RUTH RENDELL A Demon in My View

   The upstairs boarder at 142 Trinity Road is a quiet prissy man with a secret, a plastic mannequin in the cellar. When the compulsion becomes too great, the mannequin dies. Routine is disturbed, however, when a new roomer moves in, into the flat with a view of the cellar door.

   It’s like watching a house of cards cave in, one card at a time. Precisely, methodically Arthur Johnson’s crisis is developed into a private catastrophe, one that spreads its evil as it grows.

   Rendell is truly the fine writer people have been telling me she is. From a first chapter that seems to have only short story possibilities she fills a novel filled with convincing characters whose lives interwearve with fascinating accuracy.

   As a result the ending may seem at first unsuitably melodramatic. But at the next instant the realization comes that it has just snapped into place like the last piece of a jigsaw puzzle, or the jaws of a gigantic self-made trap.

   Don’t put off reading Rendell as long as I have.

— From The MYSTERY FANcier, Vol. 1, No. 3, May 1977.
        (This review appeared earlier in the Hartford Courant.)


[UPDATE] 10-24-10.   This could easily be the earliest of my reviews that I’ve posted on this blog. It was written over 33 years ago, or nearly half a lifetime, and in all honesty, I can’t say that my writing style has changed any.

   Do I remember the book? I can’t say that I do, even though I gave it an “A Plus” at the time. I also can’t say that I’ve followed my own advice and have read much of Ruth Rendell’s work since that time. If I have, I’m sure that most of what I’ve read has been from her Inspector Wexford series.
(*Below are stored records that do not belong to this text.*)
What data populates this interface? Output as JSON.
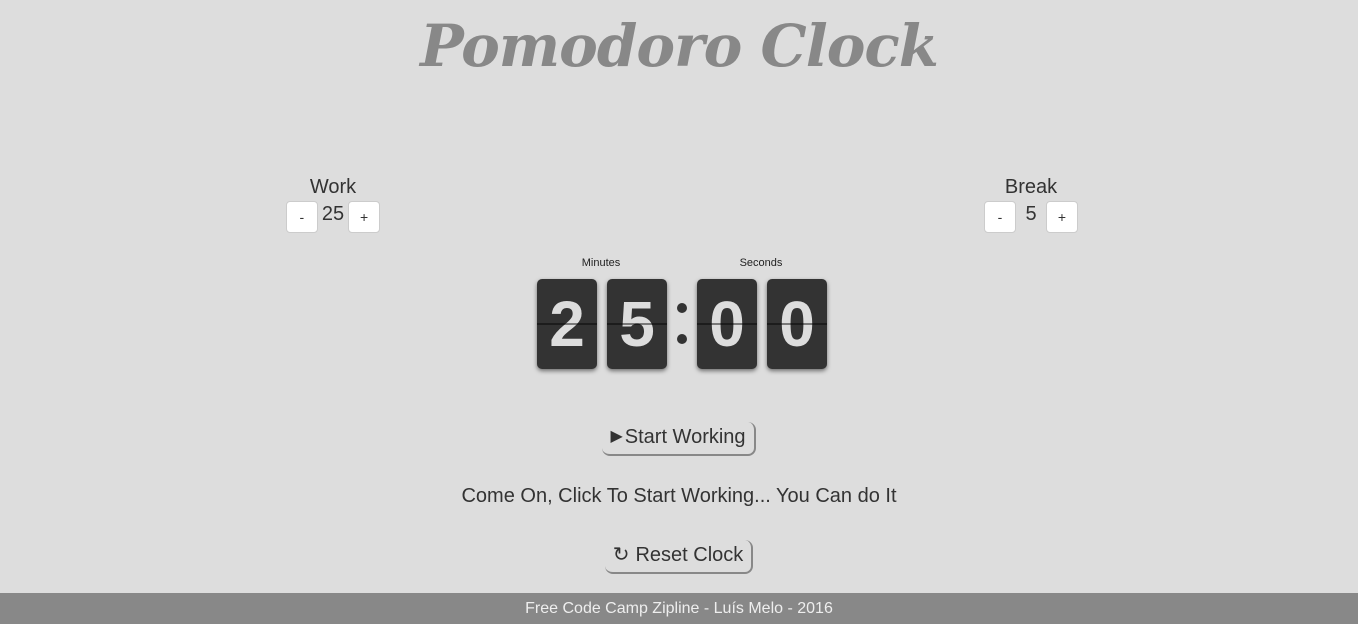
{
  "title": "Pomodoro Clock",
  "work": {
    "label": "Work",
    "decrement_label": "-",
    "value": "25",
    "increment_label": "+"
  },
  "break": {
    "label": "Break",
    "decrement_label": "-",
    "value": "5",
    "increment_label": "+"
  },
  "clock": {
    "minutes_label": "Minutes",
    "seconds_label": "Seconds",
    "digits": [
      "2",
      "5",
      "0",
      "0"
    ]
  },
  "start_button": {
    "icon": "play-icon",
    "icon_glyph": "▶",
    "label": "Start Working"
  },
  "message": "Come On, Click To Start Working... You Can do It",
  "reset_button": {
    "icon": "refresh-icon",
    "icon_glyph": "↻",
    "label": "Reset Clock"
  },
  "footer": "Free Code Camp Zipline - Luís Melo - 2016",
  "colors": {
    "background": "#dddddd",
    "title": "#888888",
    "digit_bg": "#333333",
    "digit_text": "#dddddd",
    "footer_bg": "#888888"
  }
}
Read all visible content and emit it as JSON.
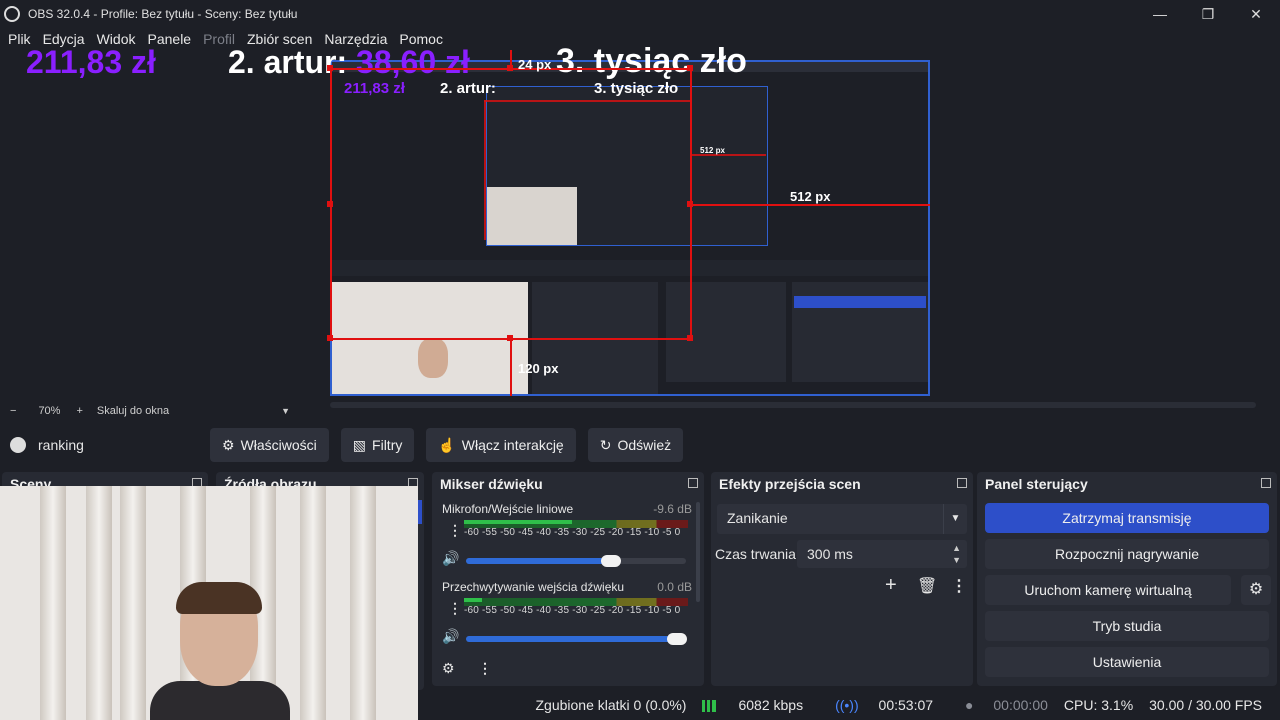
{
  "window": {
    "title": "OBS 32.0.4 - Profile: Bez tytułu - Sceny: Bez tytułu"
  },
  "menu": [
    "Plik",
    "Edycja",
    "Widok",
    "Panele",
    "Profil",
    "Zbiór scen",
    "Narzędzia",
    "Pomoc"
  ],
  "overlays": {
    "amount": "211,83 zł",
    "second_prefix": "2. artur:",
    "second_amount": "38,60 zł",
    "third": "3. tysiąc zło"
  },
  "inner_overlays": {
    "amount": "211,83 zł",
    "second": "2. artur:",
    "third": "3. tysiąc zło"
  },
  "guides": {
    "top": "24 px",
    "right": "512 px",
    "bottom": "120 px",
    "inner_right": "512 px"
  },
  "zoom": {
    "minus": "−",
    "value": "70%",
    "plus": "+",
    "mode": "Skaluj do okna"
  },
  "toolbar": {
    "source_name": "ranking",
    "properties": "Właściwości",
    "filters": "Filtry",
    "interact": "Włącz interakcję",
    "refresh": "Odśwież"
  },
  "docks": {
    "scenes": "Sceny",
    "sources": "Źródła obrazu",
    "mixer": "Mikser dźwięku",
    "transitions": "Efekty przejścia scen",
    "controls": "Panel sterujący"
  },
  "mixer": {
    "channels": [
      {
        "name": "Mikrofon/Wejście liniowe",
        "db": "-9.6 dB",
        "level": 0.48,
        "volume": 0.66
      },
      {
        "name": "Przechwytywanie wejścia dźwięku",
        "db": "0.0 dB",
        "level": 0.08,
        "volume": 0.96
      }
    ],
    "ticks": "-60 -55 -50 -45 -40 -35 -30 -25 -20 -15 -10  -5   0"
  },
  "transitions": {
    "selected": "Zanikanie",
    "duration_label": "Czas trwania",
    "duration": "300 ms"
  },
  "controls": {
    "stop_stream": "Zatrzymaj transmisję",
    "record": "Rozpocznij nagrywanie",
    "virtualcam": "Uruchom kamerę wirtualną",
    "studio": "Tryb studia",
    "settings": "Ustawienia"
  },
  "status": {
    "dropped": "Zgubione klatki 0 (0.0%)",
    "bitrate": "6082 kbps",
    "stream_time": "00:53:07",
    "rec_time": "00:00:00",
    "cpu": "CPU: 3.1%",
    "fps": "30.00 / 30.00 FPS"
  },
  "colors": {
    "accent": "#2d4fc9",
    "overlay_purple": "#8a1fff",
    "guide_red": "#e01010"
  }
}
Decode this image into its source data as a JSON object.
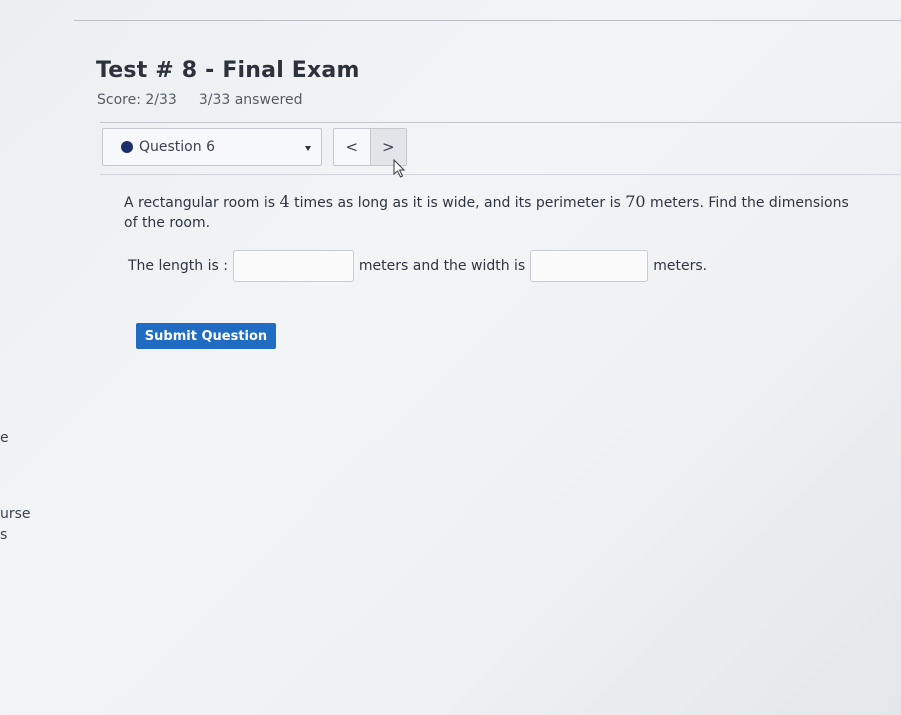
{
  "test": {
    "title": "Test # 8 - Final Exam",
    "score": "Score: 2/33",
    "answered": "3/33 answered"
  },
  "question_selector": {
    "label": "Question 6"
  },
  "nav": {
    "prev": "<",
    "next": ">"
  },
  "question": {
    "text_1": "A rectangular room is ",
    "num_1": "4",
    "text_2": " times as long as it is wide, and its perimeter is ",
    "num_2": "70",
    "text_3": " meters. Find the dimensions of the room."
  },
  "answer": {
    "prefix": "The length is :",
    "middle": "meters and the width is",
    "suffix": "meters.",
    "length_value": "",
    "width_value": ""
  },
  "submit": {
    "label": "Submit Question"
  },
  "sidebar_fragments": {
    "a": "e",
    "b": "urse",
    "c": "s"
  },
  "colors": {
    "accent": "#1f6cc2",
    "dot": "#1c2f6b"
  }
}
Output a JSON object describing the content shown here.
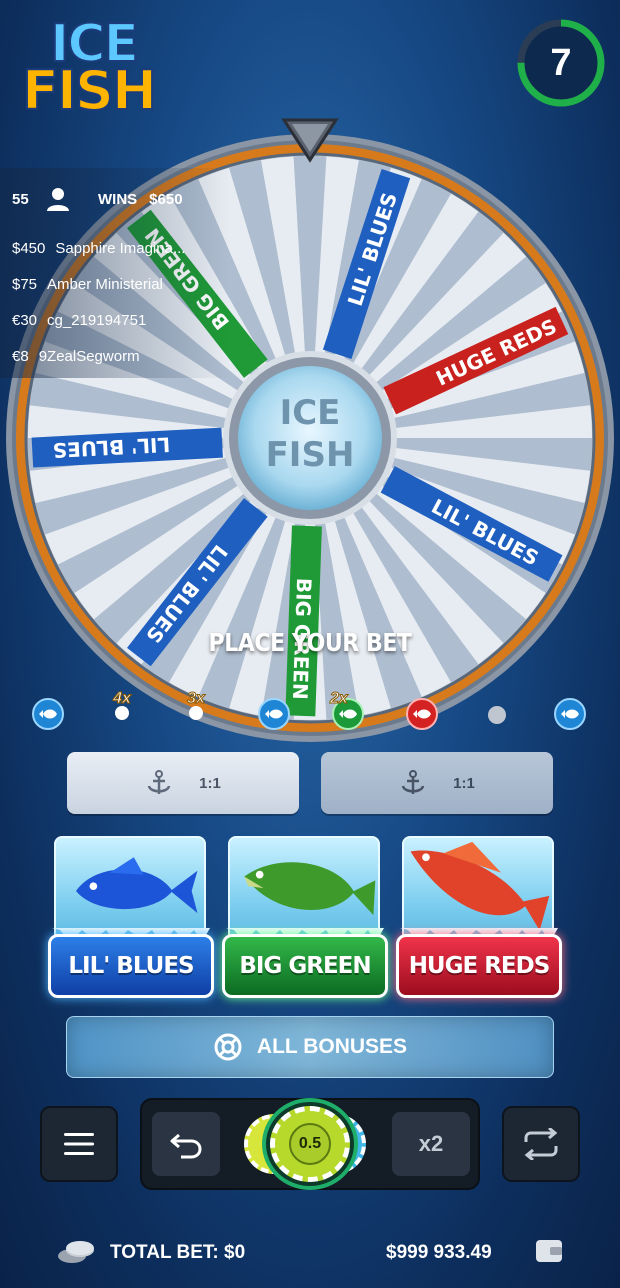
{
  "logo": {
    "line1": "ICE",
    "line2": "FISH"
  },
  "timer": {
    "value": "7",
    "progress": 0.75,
    "color": "#1fb04a"
  },
  "players": {
    "count": "55",
    "wins_label": "WINS",
    "wins_amount": "$650",
    "rows": [
      {
        "amount": "$450",
        "name": "Sapphire Imagina..."
      },
      {
        "amount": "$75",
        "name": "Amber Ministerial"
      },
      {
        "amount": "€30",
        "name": "cg_219194751"
      },
      {
        "amount": "€8",
        "name": "9ZealSegworm"
      }
    ]
  },
  "wheel": {
    "hub_line1": "ICE",
    "hub_line2": "FISH",
    "segment_labels": [
      "LIL' BLUES",
      "HUGE REDS",
      "LIL' BLUES",
      "BIG GREEN",
      "LIL' BLUES",
      "LIL' BLUES",
      "BIG GREEN"
    ]
  },
  "status": "PLACE YOUR BET",
  "history": [
    {
      "type": "blue",
      "icon": "fish-icon"
    },
    {
      "type": "mult",
      "label": "4x"
    },
    {
      "type": "mult",
      "label": "3x"
    },
    {
      "type": "blue",
      "icon": "fish-icon"
    },
    {
      "type": "green",
      "label": "2x"
    },
    {
      "type": "red",
      "icon": "fish-icon"
    },
    {
      "type": "dot"
    },
    {
      "type": "blue",
      "icon": "fish-icon"
    }
  ],
  "bets": [
    {
      "icon": "anchor-icon",
      "odds": "1:1"
    },
    {
      "icon": "anchor-icon",
      "odds": "1:1"
    }
  ],
  "fish": [
    {
      "label": "LIL' BLUES",
      "color": "#1f6fe0"
    },
    {
      "label": "BIG GREEN",
      "color": "#22a33c"
    },
    {
      "label": "HUGE REDS",
      "color": "#e32a40"
    }
  ],
  "bonuses_label": "ALL BONUSES",
  "controls": {
    "chip_value": "0.5",
    "double_label": "x2"
  },
  "footer": {
    "total_bet": "TOTAL BET: $0",
    "balance": "$999 933.49"
  }
}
   When I could not find a copy of the cover of the Doubleday edition to show you, I thought the British paperback that I did find was both the most colorful and pictorially representative the story inside.

   I did not know there a film made of this movie until 20 minutes ago. Re-reading my review again, why am I not surprised to learn that Tony Perkins was chosen to play the leading role?